FlyerTalk Forums - View Single Post - "I didn't stick my finger in it" (FA response to type of pasta)- Recent AA Experience
Old Sep 15, 2017, 6:22 pm
  #138  
SvenAge
 
Join Date: Dec 2016
Posts: 355
Originally Posted by DMPHL
Fixed it for you. Because the text you removed was literally the clarification that the OP issued to the flight attendant—"What kind of sauce..."—which precipitated the "I didn't stick my finger in it" response.

I understand that you're not trying to say the OP was wrong, but you are brining up examples and hypotheticals unrelated to the situation in a way that allows you to group the OP's completely within-bounds question that the FA could take one quick look at the dish to answer.

I spend lots of time in restaurants, in hotels, on airlines in Europe and the UK, and I've asked many people some basic questions about how a dish is prepared. People have always been gracious. So I do find the idea that in Europe and the UK, asking a basic question about what kind of sauce comes on a plate of pasta is akin to demanding Michelin Star service and is justifiably met with indifference or rudeness, to be preposterous.

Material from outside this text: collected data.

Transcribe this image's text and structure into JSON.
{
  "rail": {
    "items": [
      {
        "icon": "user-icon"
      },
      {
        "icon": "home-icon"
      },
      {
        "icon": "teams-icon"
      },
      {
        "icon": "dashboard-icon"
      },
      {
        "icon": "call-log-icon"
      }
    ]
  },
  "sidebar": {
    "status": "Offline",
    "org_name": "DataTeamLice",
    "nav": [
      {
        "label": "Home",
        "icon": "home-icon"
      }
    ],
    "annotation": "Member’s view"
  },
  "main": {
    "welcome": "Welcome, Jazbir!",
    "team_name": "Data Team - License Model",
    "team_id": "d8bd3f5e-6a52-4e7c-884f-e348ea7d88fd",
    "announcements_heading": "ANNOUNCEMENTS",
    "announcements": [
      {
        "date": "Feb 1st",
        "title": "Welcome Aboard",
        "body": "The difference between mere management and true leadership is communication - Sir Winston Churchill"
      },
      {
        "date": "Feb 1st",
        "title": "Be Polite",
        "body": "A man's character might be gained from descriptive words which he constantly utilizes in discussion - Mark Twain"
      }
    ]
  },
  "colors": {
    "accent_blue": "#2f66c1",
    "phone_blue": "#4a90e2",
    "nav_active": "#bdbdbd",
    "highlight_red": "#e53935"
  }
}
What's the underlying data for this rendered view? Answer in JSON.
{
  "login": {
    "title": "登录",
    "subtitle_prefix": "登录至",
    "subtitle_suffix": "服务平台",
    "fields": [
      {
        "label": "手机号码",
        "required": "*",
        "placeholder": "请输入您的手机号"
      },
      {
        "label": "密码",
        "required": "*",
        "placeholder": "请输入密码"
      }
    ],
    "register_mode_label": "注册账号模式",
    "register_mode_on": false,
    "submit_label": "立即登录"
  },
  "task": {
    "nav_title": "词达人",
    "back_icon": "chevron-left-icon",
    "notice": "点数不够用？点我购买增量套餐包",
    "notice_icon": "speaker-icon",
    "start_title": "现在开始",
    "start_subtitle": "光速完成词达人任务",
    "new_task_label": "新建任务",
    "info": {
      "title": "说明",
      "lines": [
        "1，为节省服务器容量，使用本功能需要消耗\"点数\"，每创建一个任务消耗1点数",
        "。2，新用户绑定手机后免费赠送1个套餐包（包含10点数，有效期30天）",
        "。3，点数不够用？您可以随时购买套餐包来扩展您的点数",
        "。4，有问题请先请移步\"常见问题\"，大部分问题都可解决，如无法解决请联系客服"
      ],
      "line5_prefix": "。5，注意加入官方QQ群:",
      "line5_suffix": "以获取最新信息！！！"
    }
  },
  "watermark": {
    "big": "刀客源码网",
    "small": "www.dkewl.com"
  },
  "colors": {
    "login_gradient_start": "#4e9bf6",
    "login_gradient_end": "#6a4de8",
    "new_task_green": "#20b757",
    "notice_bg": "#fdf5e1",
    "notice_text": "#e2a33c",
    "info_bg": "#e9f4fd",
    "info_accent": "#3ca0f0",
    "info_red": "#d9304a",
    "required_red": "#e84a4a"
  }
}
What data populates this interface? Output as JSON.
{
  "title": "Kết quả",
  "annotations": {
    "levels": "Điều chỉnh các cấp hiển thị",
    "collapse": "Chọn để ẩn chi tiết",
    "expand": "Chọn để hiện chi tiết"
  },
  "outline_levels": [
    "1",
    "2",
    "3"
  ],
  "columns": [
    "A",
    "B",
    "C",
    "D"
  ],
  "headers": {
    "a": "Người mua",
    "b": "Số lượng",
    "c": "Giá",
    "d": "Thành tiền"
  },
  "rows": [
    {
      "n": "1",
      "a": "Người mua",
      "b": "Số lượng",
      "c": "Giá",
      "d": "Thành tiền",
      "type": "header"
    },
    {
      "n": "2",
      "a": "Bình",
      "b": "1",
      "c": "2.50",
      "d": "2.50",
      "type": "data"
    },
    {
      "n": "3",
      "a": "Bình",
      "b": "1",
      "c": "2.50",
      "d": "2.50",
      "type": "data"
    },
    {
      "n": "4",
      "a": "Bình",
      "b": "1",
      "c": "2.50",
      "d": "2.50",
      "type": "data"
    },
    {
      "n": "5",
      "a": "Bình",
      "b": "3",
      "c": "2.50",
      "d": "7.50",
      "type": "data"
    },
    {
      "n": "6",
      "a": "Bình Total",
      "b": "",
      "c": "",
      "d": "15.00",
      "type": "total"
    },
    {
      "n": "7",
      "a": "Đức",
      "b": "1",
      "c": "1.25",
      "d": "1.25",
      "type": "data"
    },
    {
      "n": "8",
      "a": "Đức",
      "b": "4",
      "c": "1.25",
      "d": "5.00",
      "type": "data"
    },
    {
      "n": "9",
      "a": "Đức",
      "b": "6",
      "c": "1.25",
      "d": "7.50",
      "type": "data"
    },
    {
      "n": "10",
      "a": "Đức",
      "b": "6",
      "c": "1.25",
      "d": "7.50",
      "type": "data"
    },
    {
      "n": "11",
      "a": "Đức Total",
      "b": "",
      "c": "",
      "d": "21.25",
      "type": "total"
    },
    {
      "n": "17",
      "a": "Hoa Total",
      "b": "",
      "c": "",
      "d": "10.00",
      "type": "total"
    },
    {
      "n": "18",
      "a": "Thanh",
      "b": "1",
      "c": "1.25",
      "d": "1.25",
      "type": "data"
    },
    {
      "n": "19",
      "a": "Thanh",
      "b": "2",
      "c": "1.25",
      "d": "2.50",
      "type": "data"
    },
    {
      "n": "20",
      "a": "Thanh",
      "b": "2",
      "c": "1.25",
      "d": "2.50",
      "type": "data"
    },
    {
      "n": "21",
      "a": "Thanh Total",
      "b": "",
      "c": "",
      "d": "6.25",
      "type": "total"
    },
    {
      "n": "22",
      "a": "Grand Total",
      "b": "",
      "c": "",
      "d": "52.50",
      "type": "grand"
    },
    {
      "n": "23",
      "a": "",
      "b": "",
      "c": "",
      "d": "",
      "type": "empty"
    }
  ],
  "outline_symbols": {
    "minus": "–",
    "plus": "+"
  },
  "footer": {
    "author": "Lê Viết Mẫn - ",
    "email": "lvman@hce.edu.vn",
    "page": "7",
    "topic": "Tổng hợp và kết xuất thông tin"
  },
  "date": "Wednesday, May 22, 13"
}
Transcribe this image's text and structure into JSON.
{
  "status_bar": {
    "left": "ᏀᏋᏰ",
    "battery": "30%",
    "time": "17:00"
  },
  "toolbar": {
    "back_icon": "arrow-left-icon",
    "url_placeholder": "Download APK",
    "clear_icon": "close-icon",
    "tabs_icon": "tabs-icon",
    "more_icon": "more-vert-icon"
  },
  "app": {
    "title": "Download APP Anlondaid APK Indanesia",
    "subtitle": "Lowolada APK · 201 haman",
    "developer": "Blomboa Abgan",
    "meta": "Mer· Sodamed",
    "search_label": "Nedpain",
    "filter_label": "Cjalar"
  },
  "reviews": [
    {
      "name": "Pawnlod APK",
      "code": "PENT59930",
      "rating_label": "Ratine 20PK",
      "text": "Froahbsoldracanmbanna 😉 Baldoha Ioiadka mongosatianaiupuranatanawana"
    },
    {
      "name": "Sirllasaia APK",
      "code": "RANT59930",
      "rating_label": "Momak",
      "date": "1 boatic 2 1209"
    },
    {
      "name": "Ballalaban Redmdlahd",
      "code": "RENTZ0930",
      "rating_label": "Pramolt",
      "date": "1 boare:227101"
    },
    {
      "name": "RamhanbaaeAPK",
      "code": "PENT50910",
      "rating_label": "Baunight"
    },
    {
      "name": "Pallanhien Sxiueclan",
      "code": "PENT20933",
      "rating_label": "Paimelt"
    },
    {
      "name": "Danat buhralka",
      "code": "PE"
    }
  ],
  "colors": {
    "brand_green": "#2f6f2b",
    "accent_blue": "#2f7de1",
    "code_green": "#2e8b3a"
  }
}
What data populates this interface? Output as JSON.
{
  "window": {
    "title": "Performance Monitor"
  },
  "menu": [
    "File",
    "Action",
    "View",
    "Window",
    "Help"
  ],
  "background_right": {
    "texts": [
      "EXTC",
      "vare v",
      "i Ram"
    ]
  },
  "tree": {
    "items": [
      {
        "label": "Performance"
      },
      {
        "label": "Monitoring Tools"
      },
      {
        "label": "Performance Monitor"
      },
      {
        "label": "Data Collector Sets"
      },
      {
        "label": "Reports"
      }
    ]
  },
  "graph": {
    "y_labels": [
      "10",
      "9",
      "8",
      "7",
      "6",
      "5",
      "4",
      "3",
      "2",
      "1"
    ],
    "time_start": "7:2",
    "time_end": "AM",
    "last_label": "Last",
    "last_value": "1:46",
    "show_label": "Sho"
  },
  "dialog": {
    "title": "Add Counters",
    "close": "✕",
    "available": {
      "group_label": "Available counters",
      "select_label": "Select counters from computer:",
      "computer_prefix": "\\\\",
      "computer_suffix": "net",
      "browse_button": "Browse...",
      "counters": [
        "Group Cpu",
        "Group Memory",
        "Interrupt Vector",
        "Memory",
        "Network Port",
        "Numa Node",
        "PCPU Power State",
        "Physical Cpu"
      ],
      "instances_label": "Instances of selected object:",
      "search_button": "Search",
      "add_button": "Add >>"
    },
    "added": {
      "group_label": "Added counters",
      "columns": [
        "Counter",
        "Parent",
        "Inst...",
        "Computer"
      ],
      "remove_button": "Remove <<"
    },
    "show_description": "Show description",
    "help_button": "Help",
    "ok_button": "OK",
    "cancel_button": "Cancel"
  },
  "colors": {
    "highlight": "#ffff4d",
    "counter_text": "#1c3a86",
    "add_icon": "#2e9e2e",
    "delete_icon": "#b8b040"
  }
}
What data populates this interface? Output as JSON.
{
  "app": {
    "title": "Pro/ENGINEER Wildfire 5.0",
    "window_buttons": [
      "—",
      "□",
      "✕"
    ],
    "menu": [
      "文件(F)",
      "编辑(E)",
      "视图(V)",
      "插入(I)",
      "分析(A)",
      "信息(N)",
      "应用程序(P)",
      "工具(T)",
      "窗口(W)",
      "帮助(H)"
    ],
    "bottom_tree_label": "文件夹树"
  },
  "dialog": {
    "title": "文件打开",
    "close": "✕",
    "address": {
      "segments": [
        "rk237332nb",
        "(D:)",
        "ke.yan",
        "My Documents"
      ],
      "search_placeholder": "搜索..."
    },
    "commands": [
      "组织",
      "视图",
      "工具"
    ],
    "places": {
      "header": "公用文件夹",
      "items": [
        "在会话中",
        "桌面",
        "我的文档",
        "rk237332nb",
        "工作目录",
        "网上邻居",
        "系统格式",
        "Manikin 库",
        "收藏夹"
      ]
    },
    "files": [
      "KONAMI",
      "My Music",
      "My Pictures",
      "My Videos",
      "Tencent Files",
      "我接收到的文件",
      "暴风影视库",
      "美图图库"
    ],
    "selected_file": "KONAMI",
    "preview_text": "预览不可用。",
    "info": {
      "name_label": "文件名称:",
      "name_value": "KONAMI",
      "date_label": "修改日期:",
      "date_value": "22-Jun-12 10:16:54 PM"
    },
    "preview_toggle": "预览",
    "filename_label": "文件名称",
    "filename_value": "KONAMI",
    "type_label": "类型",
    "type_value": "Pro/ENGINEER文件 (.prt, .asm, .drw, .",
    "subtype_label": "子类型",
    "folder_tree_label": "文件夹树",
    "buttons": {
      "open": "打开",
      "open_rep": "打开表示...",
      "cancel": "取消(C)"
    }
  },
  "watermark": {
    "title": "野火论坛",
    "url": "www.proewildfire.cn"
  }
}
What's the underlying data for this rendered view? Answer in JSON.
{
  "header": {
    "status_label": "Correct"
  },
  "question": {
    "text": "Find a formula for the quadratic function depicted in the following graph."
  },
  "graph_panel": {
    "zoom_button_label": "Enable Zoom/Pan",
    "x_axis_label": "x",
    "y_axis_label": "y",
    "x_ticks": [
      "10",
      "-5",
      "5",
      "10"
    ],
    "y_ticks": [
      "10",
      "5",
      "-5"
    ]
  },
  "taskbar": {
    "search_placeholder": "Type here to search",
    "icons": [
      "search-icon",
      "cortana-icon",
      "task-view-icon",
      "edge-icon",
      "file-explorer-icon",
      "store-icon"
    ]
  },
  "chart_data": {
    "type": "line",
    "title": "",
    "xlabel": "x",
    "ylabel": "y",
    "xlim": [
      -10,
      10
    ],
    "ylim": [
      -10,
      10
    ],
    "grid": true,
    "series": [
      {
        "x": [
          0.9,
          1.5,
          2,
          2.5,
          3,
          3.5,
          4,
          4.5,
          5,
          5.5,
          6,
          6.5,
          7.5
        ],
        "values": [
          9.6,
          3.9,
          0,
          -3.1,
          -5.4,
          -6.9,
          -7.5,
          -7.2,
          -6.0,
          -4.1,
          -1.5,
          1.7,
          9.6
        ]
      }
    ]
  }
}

No, what I'm doing is categorising behaviour on a flight that may explain why people in the service industry do not behave as perfect as they may be expected to. It isn't to justify perceived poor performance, but to suggest that things aren't black and white, like the majority here may be claiming. I believe in giving people the benefit of the doubt if at all possible. While you might claim the FA didn't do that in this instance, when people are time pressured and stressed, they can behave irrationally. I'm suggesting the environment in which the service was held was likely to have had a number of contributing factors, which, when I think about it, can easily explain why the FA may have been 'off hand'. That is because I think people have unrealistic expectations of one another and I find this one-sized approach a little bit silly. I've seen FA treated poorly and others in the service industry and I have a lot of sympathy for them. Who didn't have a bad day? To say that they're in a safety critical role and therefore shouldn't (as others have said) make an 'off the cuff' remark seems to really be quite over the top in my opinion.